RESEARCH has highlighted opportunities to boost the Australian wheat crop yield.
But the findings have yet to be reflected in wheat fields at Elmore, with growers developing their own strategies to respond to changed conditions.
It largely hinges on rainfall.
For more than a century, La Trobe University researcher Dr James Hunt said Australian growers had been sowing spring wheats after autumn rains.
That meant the crops flowered at the optimal time - not so quickly that they suffered from frost, and not so late that they experienced heat stress.
But Dr Hunt said the rainfall needed to establish crops had declined, meaning the traditional approach was no longer reliable.
"Growers have been able to increase yields by pushing sowing into a narrow window in early May, but this is getting harder to achieve," Dr Hunt said.
“A combination of less reliable season opening rains and hot and dry springs has led to a stagnation in national wheat crop yields."
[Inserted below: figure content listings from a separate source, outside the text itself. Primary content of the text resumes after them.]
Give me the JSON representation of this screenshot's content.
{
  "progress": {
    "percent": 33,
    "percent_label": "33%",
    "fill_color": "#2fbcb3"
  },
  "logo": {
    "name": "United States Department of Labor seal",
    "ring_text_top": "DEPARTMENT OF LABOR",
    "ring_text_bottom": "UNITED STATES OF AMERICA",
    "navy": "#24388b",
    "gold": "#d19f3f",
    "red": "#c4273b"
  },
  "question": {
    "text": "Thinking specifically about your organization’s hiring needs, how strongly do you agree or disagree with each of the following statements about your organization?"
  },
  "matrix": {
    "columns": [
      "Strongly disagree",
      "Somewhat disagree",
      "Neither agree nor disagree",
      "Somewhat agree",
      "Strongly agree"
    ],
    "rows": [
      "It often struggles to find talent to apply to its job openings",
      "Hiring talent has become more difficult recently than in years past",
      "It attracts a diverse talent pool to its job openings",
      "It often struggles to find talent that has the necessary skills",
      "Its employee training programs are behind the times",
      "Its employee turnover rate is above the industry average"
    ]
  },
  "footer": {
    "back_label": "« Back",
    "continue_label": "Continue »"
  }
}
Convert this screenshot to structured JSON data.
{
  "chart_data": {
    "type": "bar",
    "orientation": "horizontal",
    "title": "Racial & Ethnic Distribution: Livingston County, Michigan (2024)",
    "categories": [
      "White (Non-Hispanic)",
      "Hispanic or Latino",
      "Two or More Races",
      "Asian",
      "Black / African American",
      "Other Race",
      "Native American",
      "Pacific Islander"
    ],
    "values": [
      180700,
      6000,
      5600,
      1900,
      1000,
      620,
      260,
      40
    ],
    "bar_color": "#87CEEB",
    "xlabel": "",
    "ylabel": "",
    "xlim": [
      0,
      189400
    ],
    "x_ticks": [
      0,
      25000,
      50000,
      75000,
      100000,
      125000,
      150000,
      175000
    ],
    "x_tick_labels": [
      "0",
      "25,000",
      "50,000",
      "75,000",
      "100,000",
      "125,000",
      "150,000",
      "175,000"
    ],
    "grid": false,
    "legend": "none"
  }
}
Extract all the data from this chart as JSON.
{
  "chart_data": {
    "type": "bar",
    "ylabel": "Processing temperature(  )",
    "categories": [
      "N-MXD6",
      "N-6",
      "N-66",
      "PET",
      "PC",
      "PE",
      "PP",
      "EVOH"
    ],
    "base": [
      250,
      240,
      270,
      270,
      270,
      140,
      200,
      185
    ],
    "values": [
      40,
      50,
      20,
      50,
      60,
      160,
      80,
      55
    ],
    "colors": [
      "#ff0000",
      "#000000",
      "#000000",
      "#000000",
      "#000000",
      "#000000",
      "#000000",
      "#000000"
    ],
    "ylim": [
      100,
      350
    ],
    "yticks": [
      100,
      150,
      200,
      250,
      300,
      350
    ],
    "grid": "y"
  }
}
The research team has been investigating alternatives to sowing spring wheats in May.
After seven years of study, it has found a way to increase the window of opportunity for sowing.
The researchers found sowing winter wheats from March maximised any water stored in the soil from summer rains.
Summer rains had not declined - in some areas, they had increased.
"We needed to find a genotype of wheat in which development is slowed so that sowing could be moved earlier but flowering still occur during the optimal window,” Dr Hunt said.
A wheat line uncommon in Australia was found to have a 'fast' winter development pattern.
“Winter wheats are mostly grown in high latitude environments with very cold winters such as northern Europe and are too slow for Australian conditions,” Dr Hunt said.
But researchers found in the Mediterranean environments of the southern and western wheat belt, where most of the wheat in Australia was grown, sowing the fast winter line up to 40 days ahead of traditional sowing times could yield as well as or better than the fast spring sown at its optimal time.
“And in the temperate regions of south eastern Australia, a mid-winter line sown up to 40 days earlier yielded as well as the fast spring sown at its optimal time," Dr Hunt said.
The researchers found national yields could increase by 0.54 tonnes per hectare, equal to about 20 per cent of the current national yield.
“This would produce an additional 7.1 million tonnes of wheat worth up to $1.8 billion to the national economy," Dr Hunt said.
“If appropriate winter cultivars can be bred for Australian growers, farm yields will be increased with little additional investment by growers required."
Commercial breeding companies have developed a number of cultivars as a result of the research.
The new cultivars are being evaluated in trials in lower rainfall areas of Victoria, South Australia and New South Wales.
If successful, Landmark Elmore agronomist Greg Toomey said the developments were likely to be widely implemented.
But it hadn't reached that stage in the fields at Elmore - yet.
"The science is sound, as you would expect from James, and the logic is there but it will take a while for change to occur," Mr Toomey said.
He said barriers to the implementation of the research included growers being reluctant to have too many varieties of seed stored in their silos and a wait for seasonal conditions to be right to give it a go.
Mr Toomey said more and more growers were sowing by the calendar rather than by rainfall.
Come April 10, he said growers would start sowing in the dust and just keep at it.
The theory was that a seed already in the ground when it rained would benefit from exposure to a warmer soil temperature and grow quicker than seeds sowed after rain, when the soil temperature was lower.
"Dry sowing has become an enormously important part of a cropper's tactics now," Mr Toomey said.
The La Trobe University and CSIRO research was made possible with investment from both the Grains Research and Development Corporation and CSIRO.
It was published in the scientific journal Nature Climate Change.